Anton testified that he did not know Turnpaugh and that he had not given Turnpaugh permission to enter the trailer. Based on the circumstances set forth above, the evidence was sufficient to establish that Turnpaugh entered and remained unlawfully in the trailer. Because the evidence was sufficient to support both alternative means, Turnpaugh’s right to a unanimous jury was not violated.

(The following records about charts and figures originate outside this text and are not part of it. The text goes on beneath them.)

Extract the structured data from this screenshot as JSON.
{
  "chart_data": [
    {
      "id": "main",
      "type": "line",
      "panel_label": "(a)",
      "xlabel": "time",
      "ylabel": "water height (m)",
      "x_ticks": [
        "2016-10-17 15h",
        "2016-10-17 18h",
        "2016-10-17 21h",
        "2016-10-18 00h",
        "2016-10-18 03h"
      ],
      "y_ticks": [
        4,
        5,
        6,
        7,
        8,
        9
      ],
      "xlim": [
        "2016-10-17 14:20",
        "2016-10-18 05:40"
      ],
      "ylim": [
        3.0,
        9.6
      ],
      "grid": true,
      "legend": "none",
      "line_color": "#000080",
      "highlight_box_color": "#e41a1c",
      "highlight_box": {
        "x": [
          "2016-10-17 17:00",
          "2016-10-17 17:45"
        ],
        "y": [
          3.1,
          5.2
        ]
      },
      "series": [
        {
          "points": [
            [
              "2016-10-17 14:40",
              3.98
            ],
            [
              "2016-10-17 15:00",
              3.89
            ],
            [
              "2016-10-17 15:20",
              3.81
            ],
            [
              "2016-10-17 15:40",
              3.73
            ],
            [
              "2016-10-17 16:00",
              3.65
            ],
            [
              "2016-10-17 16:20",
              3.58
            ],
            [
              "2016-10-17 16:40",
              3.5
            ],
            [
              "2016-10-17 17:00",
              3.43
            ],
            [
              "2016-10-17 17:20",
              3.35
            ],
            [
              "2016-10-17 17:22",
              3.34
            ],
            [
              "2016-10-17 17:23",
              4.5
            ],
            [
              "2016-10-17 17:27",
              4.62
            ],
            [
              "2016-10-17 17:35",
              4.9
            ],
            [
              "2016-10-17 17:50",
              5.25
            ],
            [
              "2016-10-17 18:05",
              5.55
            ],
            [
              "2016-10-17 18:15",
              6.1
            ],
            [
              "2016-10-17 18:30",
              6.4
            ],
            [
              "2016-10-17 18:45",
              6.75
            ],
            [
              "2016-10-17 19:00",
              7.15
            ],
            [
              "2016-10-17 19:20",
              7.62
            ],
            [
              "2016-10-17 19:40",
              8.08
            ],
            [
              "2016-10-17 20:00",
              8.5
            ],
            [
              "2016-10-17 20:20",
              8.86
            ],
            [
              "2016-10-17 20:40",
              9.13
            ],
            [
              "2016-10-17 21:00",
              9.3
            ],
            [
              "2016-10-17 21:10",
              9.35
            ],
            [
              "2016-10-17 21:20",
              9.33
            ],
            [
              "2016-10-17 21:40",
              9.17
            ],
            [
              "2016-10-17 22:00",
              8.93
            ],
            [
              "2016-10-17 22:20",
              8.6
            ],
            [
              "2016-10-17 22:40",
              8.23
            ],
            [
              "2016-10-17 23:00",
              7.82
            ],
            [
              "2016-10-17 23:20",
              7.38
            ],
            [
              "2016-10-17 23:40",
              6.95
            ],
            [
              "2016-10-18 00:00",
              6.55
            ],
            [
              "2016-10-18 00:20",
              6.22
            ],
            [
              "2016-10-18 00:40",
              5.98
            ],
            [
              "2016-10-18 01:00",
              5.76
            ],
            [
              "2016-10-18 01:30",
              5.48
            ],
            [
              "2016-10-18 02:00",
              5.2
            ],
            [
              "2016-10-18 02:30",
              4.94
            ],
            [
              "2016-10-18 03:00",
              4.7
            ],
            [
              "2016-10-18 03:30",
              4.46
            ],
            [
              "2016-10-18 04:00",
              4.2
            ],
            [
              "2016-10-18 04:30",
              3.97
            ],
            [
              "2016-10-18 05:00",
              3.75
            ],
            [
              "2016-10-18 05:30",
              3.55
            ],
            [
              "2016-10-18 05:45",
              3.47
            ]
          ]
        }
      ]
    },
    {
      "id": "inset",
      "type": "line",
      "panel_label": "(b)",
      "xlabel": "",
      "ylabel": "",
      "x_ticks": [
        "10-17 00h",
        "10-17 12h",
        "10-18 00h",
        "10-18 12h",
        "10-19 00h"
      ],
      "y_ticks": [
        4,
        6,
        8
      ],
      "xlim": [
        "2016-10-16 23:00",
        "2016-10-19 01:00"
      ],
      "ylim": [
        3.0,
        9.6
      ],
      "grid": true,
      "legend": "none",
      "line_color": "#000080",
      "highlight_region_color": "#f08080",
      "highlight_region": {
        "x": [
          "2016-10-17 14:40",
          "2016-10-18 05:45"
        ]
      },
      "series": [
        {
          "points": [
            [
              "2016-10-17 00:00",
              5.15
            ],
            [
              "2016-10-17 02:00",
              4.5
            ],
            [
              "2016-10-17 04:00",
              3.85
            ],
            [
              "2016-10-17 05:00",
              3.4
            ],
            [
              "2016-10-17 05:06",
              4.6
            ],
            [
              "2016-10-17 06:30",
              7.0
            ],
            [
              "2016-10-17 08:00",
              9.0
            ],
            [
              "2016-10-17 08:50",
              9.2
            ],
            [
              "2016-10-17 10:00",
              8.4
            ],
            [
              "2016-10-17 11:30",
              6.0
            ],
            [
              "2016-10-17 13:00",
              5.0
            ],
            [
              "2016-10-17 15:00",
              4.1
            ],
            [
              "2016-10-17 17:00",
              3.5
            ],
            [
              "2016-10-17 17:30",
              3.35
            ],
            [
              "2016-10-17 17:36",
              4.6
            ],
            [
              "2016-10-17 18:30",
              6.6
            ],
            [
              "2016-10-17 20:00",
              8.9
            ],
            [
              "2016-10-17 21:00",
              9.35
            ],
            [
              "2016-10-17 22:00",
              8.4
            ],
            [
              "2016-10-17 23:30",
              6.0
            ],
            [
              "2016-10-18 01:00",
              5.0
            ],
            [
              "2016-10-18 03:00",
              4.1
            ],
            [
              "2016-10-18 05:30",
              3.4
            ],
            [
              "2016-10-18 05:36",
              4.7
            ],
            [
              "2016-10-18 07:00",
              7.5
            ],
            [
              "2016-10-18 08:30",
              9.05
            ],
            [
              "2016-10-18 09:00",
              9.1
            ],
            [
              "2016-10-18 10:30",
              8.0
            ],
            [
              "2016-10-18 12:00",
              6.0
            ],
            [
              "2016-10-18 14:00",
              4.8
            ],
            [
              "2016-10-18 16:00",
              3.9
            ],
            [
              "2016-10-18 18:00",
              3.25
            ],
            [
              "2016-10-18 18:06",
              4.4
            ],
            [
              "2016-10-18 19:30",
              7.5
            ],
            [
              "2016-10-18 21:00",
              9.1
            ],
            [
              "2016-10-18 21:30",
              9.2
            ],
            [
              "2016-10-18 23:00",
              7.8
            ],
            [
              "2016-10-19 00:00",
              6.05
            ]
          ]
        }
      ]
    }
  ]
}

Finally, Turnpaugh contends that the sentencing court violated his Sixth Amendment and due process rights when it added one point to his offender scores because he committed the current offenses while on community placement. Based on the additional point, the court calculated Turnpaugh’s offender score as 4 for each offense. See RCW 9.94A.525(17). Relying on this court’s recent decision in State v. Jones, 126 Wn. App. 136, 107 P.3d 755
(2005), pet. for review filed, Turnpaugh argues that his sentence was based on improper judicial factfinding in violation of Blakely v. Washington, 542 U.S. 296, 124 S. Ct. 2531, 159 L. Ed. 2d 403 (2004). We agree in part.

In Jones, we held that whether the defendant was on community placement at the time of the current offense `is a factual determination subject to the Sixth Amendment requirement that a jury make the determination beyond a reasonable doubt.’ Jones, 126 Wn. App. at 144. Because the community placement determination increased not only the defendant’s offender score, but the standard range as well, the judicial finding had the effect of increasing the statutory maximum sentence, in violation of Blakely. Jones, 126 Wn. App. at 140.

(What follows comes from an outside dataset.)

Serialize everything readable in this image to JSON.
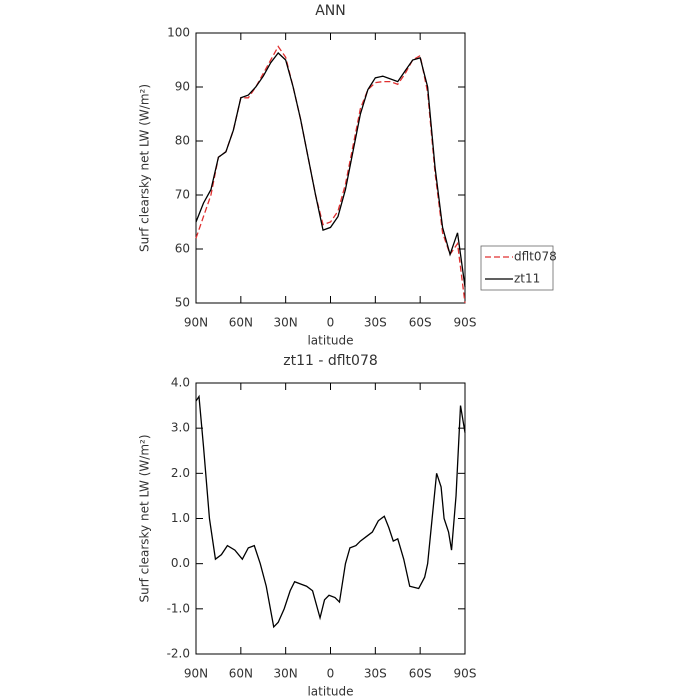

In this case, unlike Jones, the sentencing judge’s community placement finding did not increase the standard range for Turnpaugh’s drug conviction. Under RCW 9.94A.517, a special sentencing grid for felony drug offenses, the standard range for possession of precursor substances with the intent to manufacture methamphetamine is identical for offender scores of 3, 4 and 5. Because Turnpaugh’s offender score — including the community placement point — was 4, the sentencing judge’s finding did not increase the standard range or the statutory maximum sentence. Consequently, Jones does not apply, and Turnpaugh’s sentence for the drug conviction did not violate Blakely.

The State concedes, however, that the addition of a community placement point to the offender score for Turnpaugh’s burglary conviction increased the statutory maximum sentence and was therefore improper under Jones and Blakely. But the State asserts that the additional point was `immaterial’ because the concurrent drug sentence was the longer of Turnpaugh’s sentences. The State cites no authority in support of this proposition, which is nothing more than a claim that the error was harmless. Under Washington law, a Blakely violation is not harmless, and Turnpaugh is entitled to be resentenced on the burglary charge. See State v. Hughes, 154 Wn.2d 118, 156, 110 P.3d 192 (2005). We decline the State’s invitation to reconsider the Jones decision.

Turnpaugh’s convictions are affirmed; we remand only for resentencing on the burglary charge.

COLEMAN, J., COX, C.J., and APPELWICK, A.C.J. concur.